Showing 8 changed files with 1,131 additions and 915 deletions.
diff --git a/custom_components/llmvision/__init__.py b/custom_components/llmvision/__init__.py
diff --git a/custom_components/llmvision/calendar.py b/custom_components/llmvision/calendar.py
@@ -37,10 +37,12 @@ def __init__(self, hass: HomeAssistant, config_entry: ConfigEntry):
         self._attr_supported_features = (CalendarEntityFeature.DELETE_EVENT)
         # Path to the JSON file where events are stored
         self._file_path = os.path.join(
-            self.hass.config.path("custom_components/llmvision"), "events.json"
+            self.hass.config.path("llmvision"), "events.json"
         )
+        # Ensure the directory exists
+        os.makedirs(os.path.dirname(self._file_path), exist_ok=True)
         self.hass.loop.create_task(self.async_update())
-
+        
     def _ensure_datetime(self, dt):
         """Ensure the input is a datetime.datetime object."""

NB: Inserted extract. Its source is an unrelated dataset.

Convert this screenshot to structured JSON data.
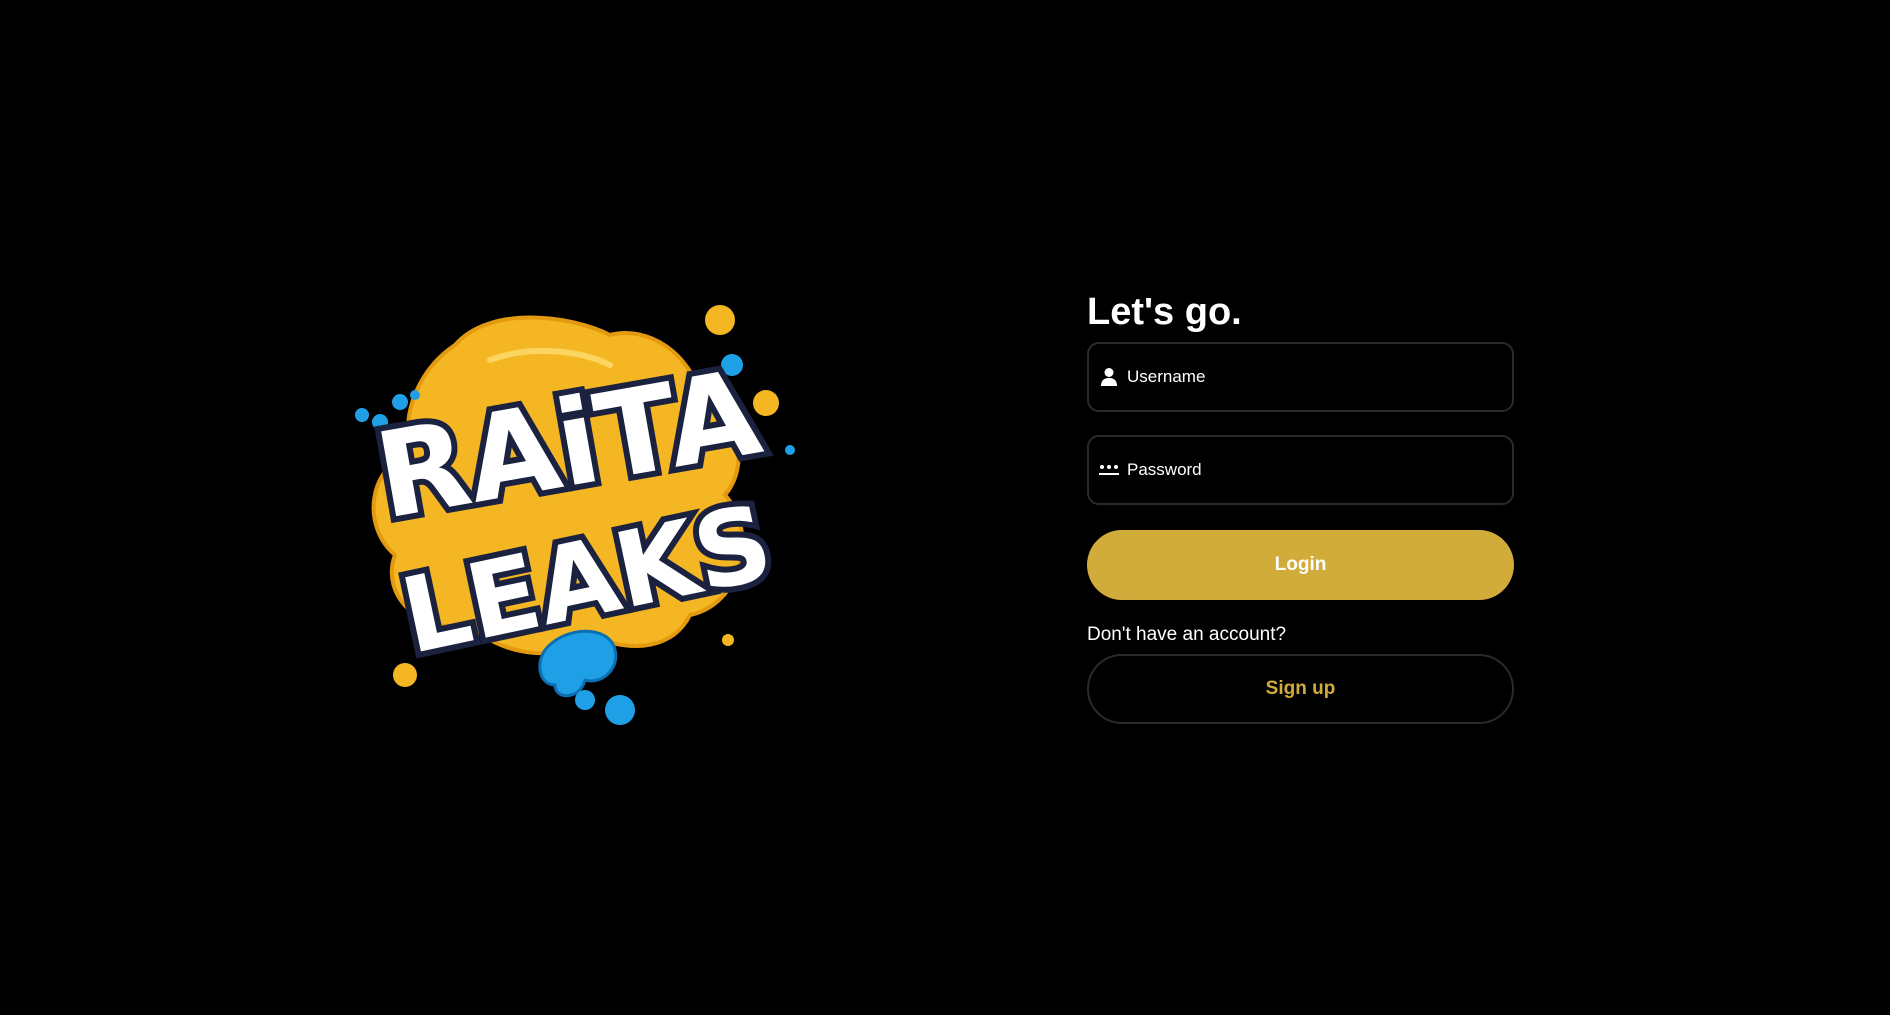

         if isinstance(dt, datetime.date) and not isinstance(dt, datetime.datetime):

diff --git a/custom_components/llmvision/config_flow.py b/custom_components/llmvision/config_flow.py
diff --git a/custom_components/llmvision/const.py b/custom_components/llmvision/const.py
@@ -5,6 +5,10 @@
 
 # Configuration values from setup
 CONF_OPENAI_API_KEY = 'openai_api_key'
+CONF_AZURE_API_KEY = 'azure_api_key'
+CONF_AZURE_BASE_URL = 'azure_base_url'
+CONF_AZURE_DEPLOYMENT = 'azure_deployment'
+CONF_AZURE_VERSION = 'azure_version'
 CONF_ANTHROPIC_API_KEY = 'anthropic_api_key'
 CONF_GOOGLE_API_KEY = 'google_api_key'
 CONF_GROQ_API_KEY = 'groq_api_key'
@@ -31,22 +35,19 @@
 EVENT_ID = 'event_id'
 INTERVAL = 'interval'
 DURATION = 'duration'
+FRIGATE_RETRY_ATTEMPTS = 'frigate_retry_attempts'
+FRIGATE_RETRY_SECONDS = 'frigate_retry_seconds'
 MAX_FRAMES = 'max_frames'
-DETAIL = 'detail'
 TEMPERATURE = 'temperature'
 INCLUDE_FILENAME = 'include_filename'
 EXPOSE_IMAGES = 'expose_images'
+EXPOSE_IMAGES_PERSIST = 'expose_images_persist'
+GENERATE_TITLE = 'generate_title'
 SENSOR_ENTITY = 'sensor_entity'
 
 # Error messages
-ERROR_OPENAI_NOT_CONFIGURED = "OpenAI is not configured"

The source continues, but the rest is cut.